Londres (AFP) – La Russie et l’Ukraine jouent un rôle clé dans l’approvisionnement mondial en matières premières stratégiques à usage industriel et alimentaire. Depuis le début de l’invasion russe, les prix de bon nombre de ces matières premières se sont arrêtés à des niveaux jamais vus auparavant.

La Russie est l’un des plus grands producteurs de pétrole et gaz du monde, et les investisseurs s’inquiètent d’éventuelles ruptures d’approvisionnement.

Pour l’instant, les sanctions économiques évitent soigneusement le secteur de l’énergie, mais les Etats-Unis, plus indépendants que l’Europe grâce à leur production domestique, parlent désormais d’interdire les importations de pétrole russe.

Les prix du pétrole du Brent de la mer du Nord et du WTI américain ont atteint des niveaux record lundi, dépassant brièvement 130 dollars le baril pour la première fois depuis 2008.

Le même jour, le prix du gaz atteignait son maximum historique en Europe, avec 345 euros le mégawattheure. L’Union européenne importe 40 % de son gaz de Russie.

Produits de la ferme

La Russie, devenue le premier exportateur de blé du monde en 2018, est « cruciale » pour nourrir la planète, mais la capacité d’exportation de l’Ukraine est également préoccupante. Les deux pays sont une « grange » pour le reste du monde.

En Europe, le prix du blé est monté en flèche depuis le début du conflit, atteignant lundi un niveau inédit de 450 euros la tonne.

L’Ukraine est également le quatrième exportateur mondial de maïs et est en passe de devenir le troisième exportateur de blé, derrière la Russie et les États-Unis.

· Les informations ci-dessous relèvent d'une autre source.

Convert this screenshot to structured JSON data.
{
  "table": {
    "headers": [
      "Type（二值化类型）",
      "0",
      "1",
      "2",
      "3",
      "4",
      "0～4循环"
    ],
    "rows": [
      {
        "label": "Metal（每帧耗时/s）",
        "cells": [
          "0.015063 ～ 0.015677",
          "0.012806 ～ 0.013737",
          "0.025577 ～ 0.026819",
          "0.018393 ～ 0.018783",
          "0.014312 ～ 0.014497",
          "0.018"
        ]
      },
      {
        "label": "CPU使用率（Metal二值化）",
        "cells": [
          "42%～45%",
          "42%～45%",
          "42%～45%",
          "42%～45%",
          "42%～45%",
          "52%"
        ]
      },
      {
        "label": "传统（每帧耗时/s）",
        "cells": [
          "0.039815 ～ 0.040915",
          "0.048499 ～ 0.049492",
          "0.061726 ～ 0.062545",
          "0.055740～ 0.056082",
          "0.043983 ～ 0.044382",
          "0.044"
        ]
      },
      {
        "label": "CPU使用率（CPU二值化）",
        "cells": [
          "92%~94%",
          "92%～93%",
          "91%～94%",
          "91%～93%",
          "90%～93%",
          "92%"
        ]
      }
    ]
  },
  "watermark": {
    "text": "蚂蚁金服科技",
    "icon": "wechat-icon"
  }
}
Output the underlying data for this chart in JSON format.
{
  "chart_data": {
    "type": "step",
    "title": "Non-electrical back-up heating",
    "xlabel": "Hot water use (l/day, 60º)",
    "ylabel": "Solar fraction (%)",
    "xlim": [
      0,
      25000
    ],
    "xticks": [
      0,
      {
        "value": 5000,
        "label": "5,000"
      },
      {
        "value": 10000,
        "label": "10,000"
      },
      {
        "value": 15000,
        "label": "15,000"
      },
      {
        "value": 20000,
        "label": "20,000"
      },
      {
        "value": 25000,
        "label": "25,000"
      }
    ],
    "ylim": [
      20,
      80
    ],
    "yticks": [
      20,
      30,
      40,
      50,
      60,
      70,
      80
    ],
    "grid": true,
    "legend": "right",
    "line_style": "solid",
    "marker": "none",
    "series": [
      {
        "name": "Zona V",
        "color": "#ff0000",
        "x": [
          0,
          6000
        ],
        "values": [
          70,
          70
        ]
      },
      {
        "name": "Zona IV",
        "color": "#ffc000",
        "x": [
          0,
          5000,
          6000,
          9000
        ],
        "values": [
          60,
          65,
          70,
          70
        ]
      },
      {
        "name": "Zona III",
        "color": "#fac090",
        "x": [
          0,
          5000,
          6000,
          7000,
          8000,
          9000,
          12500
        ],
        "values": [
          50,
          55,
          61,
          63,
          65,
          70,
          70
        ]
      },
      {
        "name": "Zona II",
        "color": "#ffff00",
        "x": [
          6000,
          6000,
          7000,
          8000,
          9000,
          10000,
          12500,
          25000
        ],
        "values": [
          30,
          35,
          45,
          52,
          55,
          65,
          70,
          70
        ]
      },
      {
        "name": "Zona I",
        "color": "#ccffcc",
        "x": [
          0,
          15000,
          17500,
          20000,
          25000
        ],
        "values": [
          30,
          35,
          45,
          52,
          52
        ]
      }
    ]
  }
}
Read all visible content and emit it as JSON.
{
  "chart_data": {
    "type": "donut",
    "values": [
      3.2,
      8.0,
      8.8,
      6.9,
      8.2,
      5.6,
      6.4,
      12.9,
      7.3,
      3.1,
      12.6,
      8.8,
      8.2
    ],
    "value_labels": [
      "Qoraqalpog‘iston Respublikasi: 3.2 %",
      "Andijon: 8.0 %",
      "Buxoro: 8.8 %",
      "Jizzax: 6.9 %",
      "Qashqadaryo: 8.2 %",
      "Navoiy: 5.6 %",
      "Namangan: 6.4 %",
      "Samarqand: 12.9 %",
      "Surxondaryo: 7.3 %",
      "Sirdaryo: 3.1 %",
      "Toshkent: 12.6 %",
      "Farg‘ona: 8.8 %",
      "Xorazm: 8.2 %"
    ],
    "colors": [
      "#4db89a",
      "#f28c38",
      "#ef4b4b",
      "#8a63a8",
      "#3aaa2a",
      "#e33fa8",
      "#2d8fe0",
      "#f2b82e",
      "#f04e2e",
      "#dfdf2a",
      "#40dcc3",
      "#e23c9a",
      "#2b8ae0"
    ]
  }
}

Désormais, pour faire sortir les céréales du pays, « l’opérateur ferroviaire veut exporter par le réseau ferroviaire du blé, du maïs et du tournesol vers les pays voisins (Roumanie, Hongrie, Slovaquie et Pologne) », précise la société de courtage Inter-Courtage.


Exportations russes
Exportations russes Kenan AUGEARDAFP

D’autres pays, comme la Bulgarie, prennent des mesures pour limiter les exportations, la Hongrie allant jusqu’à interdire vendredi les exportations de céréales.

L’approvisionnement en céréales de pays comme l’Égypte, l’Algérie, le Moyen-Orient ou encore l’Afrique, de plus en plus dépendants du blé russe et ukrainien, « pourrait être un problème si les navires qui transportent le blé de la mer Noire sont arrêtés », prévient le l’économiste français Philippe Chotteau.

Selon le cabinet spécialisé Agritel, « le huile de tournesol C’est lui qui est le plus en danger. »

Célèbre pour ses interminables champs de tournesols, l’Ukraine est le premier producteur mondial de cette graine oléagineuse et le plus grand exportateur de son huile.

Mais « la situation est très tendue sur le marché mondial du pétrole. Il y a peu de stocks d’huile de soja en Amérique latine et d’huile de palme en Indonésie et en Malaisie, alors que la demande est très forte », analyse Sébastien Poncelet, expert chez Agritel.

métaux industriels

Les métaux industriels « les plus exposés » à des sanctions contre la Russie par la communauté internationale seraient aluminium, nickel et palladiumselon Capital Economics.

Le groupe russe Rusal est le deuxième producteur industriel d’aluminium au monde. Ce métal a atteint lundi un nouveau record historique à la Bourse des métaux de Londres (LME), à 4 073,50 dollars la tonne.

Quant au nickel, il y a Nornickel Norilsk, dirigé par l’oligarque Vladimir Potanine. En 2019, la Russie était le troisième plus grand producteur de minerai de nickel, derrière l’Indonésie et les Philippines, mais est le deuxième producteur de nickel raffiné après la Chine.

Suite à l’invasion de l’Ukraine, Capital Economics estime que 7% du marché mondial du nickel raffiné « pourraient être affectés » par d’éventuelles sanctions.

Le métal, qui bat aussi des records sur les marchés, est l’un des plus convoités de la planète pour être utilisé dans les usines de batteries électriques, ce qui devrait permettre à l’industrie automobile de s’éloigner du pétrole.

Dans le cas du palladium, qui atteint également un record historique de 3 442,47 dollars l’once, et pour lequel la Russie contrôle 50 % du marché mondial, l’industrie automobile est également en première ligne. Il est utilisé dans la fabrication de catalyseurs.

le titane, un métal prisé par les avionneurs pour sa légèreté et sa grande résistance, est également indirectement touché par le conflit. La société russe VSMPO-Avisma, fondée en 1941 dans l’Oural, est le premier fournisseur mondial de l’industrie aérospatiale, selon Olivier Andriès, PDG du motoriste aéronautique Safran, qui affirme disposer de « quelques mois de stock ».